In 2010, the new company Abbott/Lund Hansen LLC was formed, joining a Danish district heating specialist with a Tompkins County developer. District heating, as a concept, is the idea of heating a number of adjacent or nearby buildings with one central heating plant. In Denmark, super-efficient heating plants may be operated on biomass fuel (pellets or chips) or traditional fuels like natural gas. Combined heat and power (CHP) is also common in the Danish systems, with the heat that is generated in the course of making electricity for a district captured and used in heating the district. Below is a synopsis of Abbott/Lund Hansen LLC’s work, in the words of its founders.

Bruce Abbott and Thomas Lund Hansen recently formed a marketing and lobbying firm that is advocating for district energy in Tompkins County. A local example of district energy is at Cornell University. In 1888 Cornell built a coal fired steam heat only system for its campus. This year that system has been converted to a natural gas fired steam combined heat and power (CHP) system. Cornell’s CHP system will not only supply heat to buildings on campus but it will supply 80% of Cornell’s electricity needs. The only difference between the Cornell system and the systems that Abbott/Lund Hansen are advocating is that the Cornell system relies on steam and the Abbott/Lund Hansen systems relies on hot water. For the end user, hot water CHP systems are safer, more reliable, and cost less then comparable steam systems.

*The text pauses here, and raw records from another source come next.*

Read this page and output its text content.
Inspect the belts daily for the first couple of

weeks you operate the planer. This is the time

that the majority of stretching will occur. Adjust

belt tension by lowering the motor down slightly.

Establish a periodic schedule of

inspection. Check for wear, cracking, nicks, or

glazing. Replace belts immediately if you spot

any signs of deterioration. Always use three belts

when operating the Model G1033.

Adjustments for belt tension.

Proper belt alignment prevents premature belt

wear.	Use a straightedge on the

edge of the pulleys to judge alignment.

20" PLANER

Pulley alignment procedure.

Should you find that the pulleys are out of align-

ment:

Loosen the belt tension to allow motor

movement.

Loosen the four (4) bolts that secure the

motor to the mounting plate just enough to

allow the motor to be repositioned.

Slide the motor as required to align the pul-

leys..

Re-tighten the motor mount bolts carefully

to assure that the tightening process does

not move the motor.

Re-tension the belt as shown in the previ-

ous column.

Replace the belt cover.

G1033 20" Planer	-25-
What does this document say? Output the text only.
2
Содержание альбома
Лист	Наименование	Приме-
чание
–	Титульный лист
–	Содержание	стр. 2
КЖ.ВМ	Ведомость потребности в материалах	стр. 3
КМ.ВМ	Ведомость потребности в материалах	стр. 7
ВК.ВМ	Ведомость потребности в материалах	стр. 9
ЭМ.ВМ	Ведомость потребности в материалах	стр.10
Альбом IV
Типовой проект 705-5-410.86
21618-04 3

Combined Heat and Power systems, in general, increase energy efficiency by 30% while decreasing energy cost by 15%. There are other advantages for building CHP systems in Tompkins County. CHP systems can drastically reduce greenhouse gas emissions because they can burn a variety of fuels. For example, using biomass as fuel would reduce [greenhouse gas emissions] to virtually zero for the buildings that are connected to a biomass CHP system. Another advantage CHP systems would have in Tompkins County is that there would be numerous job opportunities building and operating these systems…

Bruce Abbott stresses that the jobs created by district generation/CHP will remain in the local economy and can’t be transferred elsewhere, including the jobs harvesting and manufacturing biomass fuel. The company envisions a number of scenarios under which district generation/CHP could offer the local economy job-creation and economic development benefits. These major building projects require significant capital investment to attain a scale that can realize the efficiencies inherent in their design and reap the employment and economic development benefits. One approach that Abbott has advocated for Tompkins County is to have the AES Cayuga power plant establish and operate these districts in areas where they are practicable, such as the Downtown Ithaca Business District or the South Hill Office Campus. The new company has also suggested that Tompkins County (or the Town or City of Ithaca) might invest in the development of heating districts. The new business, Abbott/Lund Hansen, is also pursuing other opportunities to design these combined heat and power generation districts in the region; it has just signed a contract to do the preliminary design for a biomass (wood-chip) CHP system that will supply the electricity, heat, and air-conditioning for 700,000 square feet of mixed use commercial and residential space in rural Pennsylvania.

It will be interesting to see what types of entities—businesses/developments, educational institutions and other nonprofits, or governmental bodies—will have the vision, the capital and the sites to try this new approach to providing heat and power. The adoption of these highly efficient systems in the private sector can be advanced through governmental incentives to adopt the technology, which is how the Danish system came into being. What is needed is the will to transition, and a plan for accomplishing the switch. Bruce Abbott puts it succinctly:

In summary, moving toward a less costly, local, and reliable energy solution that improves energy security and environmental impact is possible today. What is required is a well-written plan and the political will to put it into practice.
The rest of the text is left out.